Here, the Court finds that Plaintiff's claims are barred by the doctrine of res judicata and claim preclusion and must therefore be dismissed with prejudice. The Court finds that the final judgments in the previous actions are valid. The parties in this suit are exactly the same as those parties in Plaintiff's first and second actions. Also, the claims in those actions all derive from the same set of facts, the same documents, the same property and the same foreclosure proceedings as the instant action. Therefore, this action is based on the same claims or any part of them that were or could have been brought in the previous actions. Accordingly, the Court must dismiss Plaintiff's Complaint with prejudice.

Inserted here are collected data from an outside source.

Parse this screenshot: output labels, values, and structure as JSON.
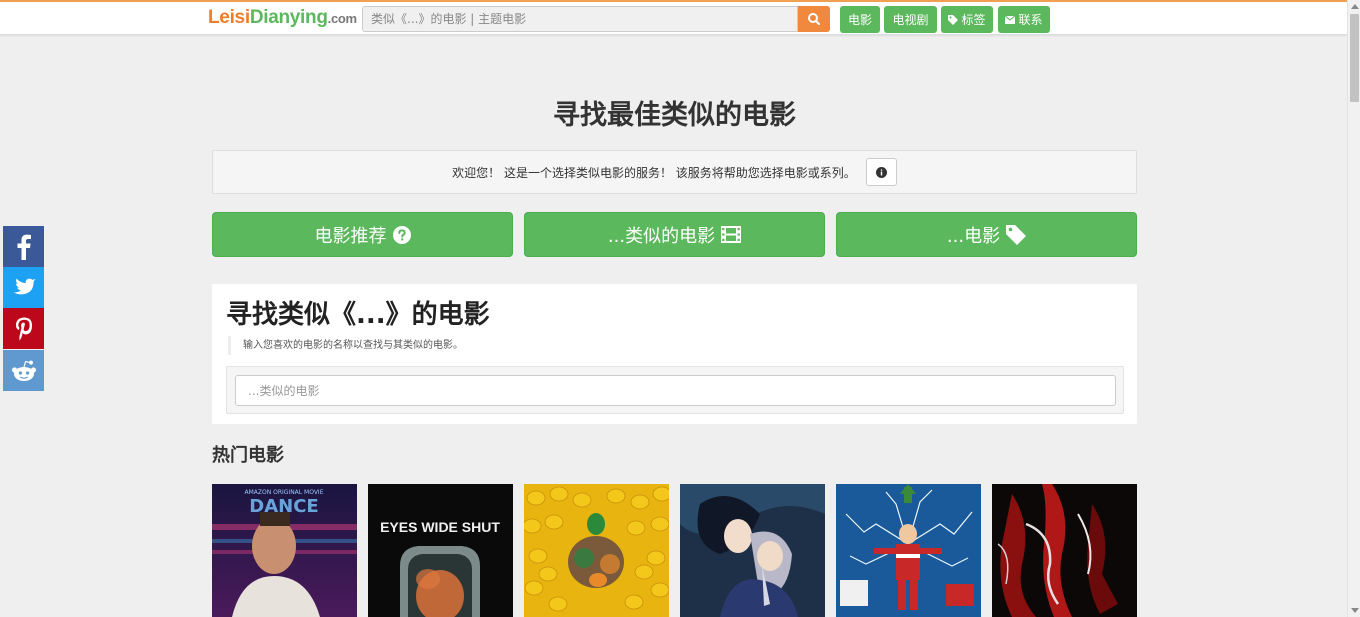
{
  "header": {
    "logo": {
      "part1": "Leisi",
      "part2": "Dianying",
      "part3": ".com"
    },
    "search_placeholder": "类似《...》的电影 | 主题电影",
    "nav": [
      {
        "label": "电影",
        "icon": ""
      },
      {
        "label": "电视剧",
        "icon": ""
      },
      {
        "label": "标签",
        "icon": "tag-icon"
      },
      {
        "label": "联系",
        "icon": "envelope-icon"
      }
    ]
  },
  "hero": {
    "title": "寻找最佳类似的电影",
    "welcome_text": "欢迎您！ 这是一个选择类似电影的服务！ 该服务将帮助您选择电影或系列。",
    "info_icon": "info-circle-icon"
  },
  "big_buttons": [
    {
      "label": "电影推荐",
      "icon": "question-circle-icon"
    },
    {
      "label": "...类似的电影",
      "icon": "film-icon"
    },
    {
      "label": "...电影",
      "icon": "tag-icon"
    }
  ],
  "finder": {
    "title": "寻找类似《...》的电影",
    "note": "输入您喜欢的电影的名称以查找与其类似的电影。",
    "input_placeholder": "...类似的电影"
  },
  "popular": {
    "title": "热门电影",
    "posters": [
      {
        "name": "poster-roadhouse",
        "text": "DANCE",
        "text_top": "AMAZON ORIGINAL MOVIE"
      },
      {
        "name": "poster-eyes-wide-shut",
        "text": "EYES WIDE SHUT",
        "text_top": ""
      },
      {
        "name": "poster-migration",
        "text": "",
        "text_top": ""
      },
      {
        "name": "poster-howls-moving-castle",
        "text": "",
        "text_top": ""
      },
      {
        "name": "poster-christmas-vacation",
        "text": "",
        "text_top": ""
      },
      {
        "name": "poster-abstract-red",
        "text": "",
        "text_top": ""
      }
    ]
  },
  "social": [
    {
      "network": "facebook",
      "icon": "facebook-icon",
      "color": "#3b5998"
    },
    {
      "network": "twitter",
      "icon": "twitter-icon",
      "color": "#1da1f2"
    },
    {
      "network": "pinterest",
      "icon": "pinterest-icon",
      "color": "#bd081c"
    },
    {
      "network": "reddit",
      "icon": "reddit-icon",
      "color": "#5f99cf"
    }
  ],
  "colors": {
    "accent_orange": "#f0883e",
    "accent_green": "#5cb85c",
    "background": "#efefef"
  }
}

For the reasons discussed above, the Court finds that Plaintiff's Motion for Declaratory Relief (ECF No. 43) lacks merit and will be denied. Likewise, Plaintiff's Motion to Vacate (ECF No. 54) and Amended Memorandum of Points and Authorities in Support of Motion to Vacate Order (ECF No. 58) will be denied.

IV. CONCLUSION

IT IS HEREBY ORDERED that the Moving Defendants' Motion to Dismiss (ECF No. 28) is GRANTED. The Clerk shall enter judgment accordingly.

IT IS FURTHER ORDERED that Plaintiff's Motion for Declaratory Relief (ECF No. 43) is DENIED.

IT IS FURTHER ORDERED that Plaintiff's Motion to Vacate (ECF No. 54) and Amended Memorandum of Points and Authorities in Support of Motion to Vacate Order (ECF No. 58) is DENIED.